CVE-2023-37573

Vulnerability

Multiple use-after-free vulnerabilities exist in the get_vartoken realloc functionality of GTKWave version 3.3.115 [1]. The issue occurs during parsing of VCD (Value Change Dump) files by the vcd_parse function, which is used in the GUI and command-line conversion utilities (vcd2lxt, vcd2lxt2, vcd2vzt). A specially crafted .vcd file can trigger a use-after-free condition when the parser reallocates memory for variable tokens.
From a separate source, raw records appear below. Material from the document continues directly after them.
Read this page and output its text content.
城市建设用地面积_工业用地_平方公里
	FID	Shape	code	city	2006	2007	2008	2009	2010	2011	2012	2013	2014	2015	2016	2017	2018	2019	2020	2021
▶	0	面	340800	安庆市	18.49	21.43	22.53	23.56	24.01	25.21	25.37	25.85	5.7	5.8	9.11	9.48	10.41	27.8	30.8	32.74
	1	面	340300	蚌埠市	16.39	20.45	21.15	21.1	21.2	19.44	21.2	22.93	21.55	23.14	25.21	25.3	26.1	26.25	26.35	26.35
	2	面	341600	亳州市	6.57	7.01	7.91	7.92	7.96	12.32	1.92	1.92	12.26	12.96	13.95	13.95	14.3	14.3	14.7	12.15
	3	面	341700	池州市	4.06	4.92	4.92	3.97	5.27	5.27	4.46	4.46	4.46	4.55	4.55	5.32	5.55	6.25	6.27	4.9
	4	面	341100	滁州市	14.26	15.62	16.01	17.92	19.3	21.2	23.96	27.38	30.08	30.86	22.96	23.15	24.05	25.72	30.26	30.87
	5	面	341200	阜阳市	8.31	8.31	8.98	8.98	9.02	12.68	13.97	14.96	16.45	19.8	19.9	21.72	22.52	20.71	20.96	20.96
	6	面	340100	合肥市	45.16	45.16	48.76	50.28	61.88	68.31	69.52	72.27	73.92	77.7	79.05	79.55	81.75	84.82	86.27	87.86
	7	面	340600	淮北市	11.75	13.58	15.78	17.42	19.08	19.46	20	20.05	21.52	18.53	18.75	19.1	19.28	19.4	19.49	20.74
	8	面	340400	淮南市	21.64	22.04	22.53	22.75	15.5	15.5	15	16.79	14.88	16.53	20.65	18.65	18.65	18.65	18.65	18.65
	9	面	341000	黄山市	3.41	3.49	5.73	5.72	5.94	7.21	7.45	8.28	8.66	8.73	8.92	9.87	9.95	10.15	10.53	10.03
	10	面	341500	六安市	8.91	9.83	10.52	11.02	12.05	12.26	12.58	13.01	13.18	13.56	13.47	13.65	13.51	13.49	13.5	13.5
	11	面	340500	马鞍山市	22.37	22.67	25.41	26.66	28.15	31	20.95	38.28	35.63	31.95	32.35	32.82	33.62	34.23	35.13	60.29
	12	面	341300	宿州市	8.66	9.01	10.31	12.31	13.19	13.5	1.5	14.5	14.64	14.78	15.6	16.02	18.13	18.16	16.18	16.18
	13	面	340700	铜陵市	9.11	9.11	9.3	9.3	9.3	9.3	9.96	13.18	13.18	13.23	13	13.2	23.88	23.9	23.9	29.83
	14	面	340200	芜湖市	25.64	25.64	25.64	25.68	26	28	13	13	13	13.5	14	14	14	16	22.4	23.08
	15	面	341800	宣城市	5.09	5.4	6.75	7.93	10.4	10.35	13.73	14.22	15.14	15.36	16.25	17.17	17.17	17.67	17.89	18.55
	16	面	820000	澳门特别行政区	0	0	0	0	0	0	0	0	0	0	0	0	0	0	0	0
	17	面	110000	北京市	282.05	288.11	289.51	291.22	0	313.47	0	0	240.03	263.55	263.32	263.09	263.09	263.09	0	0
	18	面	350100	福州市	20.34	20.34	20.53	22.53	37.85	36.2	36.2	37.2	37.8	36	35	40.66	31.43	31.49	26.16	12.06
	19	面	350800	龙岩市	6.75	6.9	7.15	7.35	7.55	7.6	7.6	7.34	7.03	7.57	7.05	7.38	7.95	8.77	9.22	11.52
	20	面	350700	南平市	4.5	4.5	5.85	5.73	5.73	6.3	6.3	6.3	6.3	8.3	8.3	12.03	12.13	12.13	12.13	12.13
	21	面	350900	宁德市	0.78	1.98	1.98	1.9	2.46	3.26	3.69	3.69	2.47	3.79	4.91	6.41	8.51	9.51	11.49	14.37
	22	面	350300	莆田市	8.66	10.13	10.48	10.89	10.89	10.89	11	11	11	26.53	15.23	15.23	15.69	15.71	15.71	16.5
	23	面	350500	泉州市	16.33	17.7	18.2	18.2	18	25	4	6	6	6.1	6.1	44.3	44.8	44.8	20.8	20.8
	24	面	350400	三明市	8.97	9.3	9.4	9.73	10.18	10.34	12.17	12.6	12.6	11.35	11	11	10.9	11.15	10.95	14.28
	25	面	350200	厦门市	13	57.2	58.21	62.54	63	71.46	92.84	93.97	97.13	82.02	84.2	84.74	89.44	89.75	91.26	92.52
No special configuration is required beyond opening the malicious file [1].

Exploitation

An attacker must craft a malicious .vcd file that triggers the use-after-free during the get_vartoken realloc code path [1]. The victim needs to open the file using GTKWave, either via the GUI (e.g., double-clicking a wave file received by email) or by using an affected command-line utility. The attack requires no authentication or network access, only user interaction (opening the file) [1].

Impact

Successful exploitation leads to arbitrary code execution in the context of the GTKWave process [1]. The CVSSv3 score is 7.8, indicating high impact on confidentiality, integrity, and availability. An attacker could gain full control of the victim's system, with the ability to read sensitive data, modify files, or execute arbitrary commands [1].

Mitigation

As of the advisory publication date (January 8, 2024), the vendor has confirmed the vulnerability in GTKWave 3.3.115 but no fixed version has been released [1]. Users should avoid opening untrusted .vcd files until a patch is available. No workarounds have been documented. This vulnerability is not listed in CISA's Known Exploited Vulnerabilities (KEV) catalog as of the advisory date.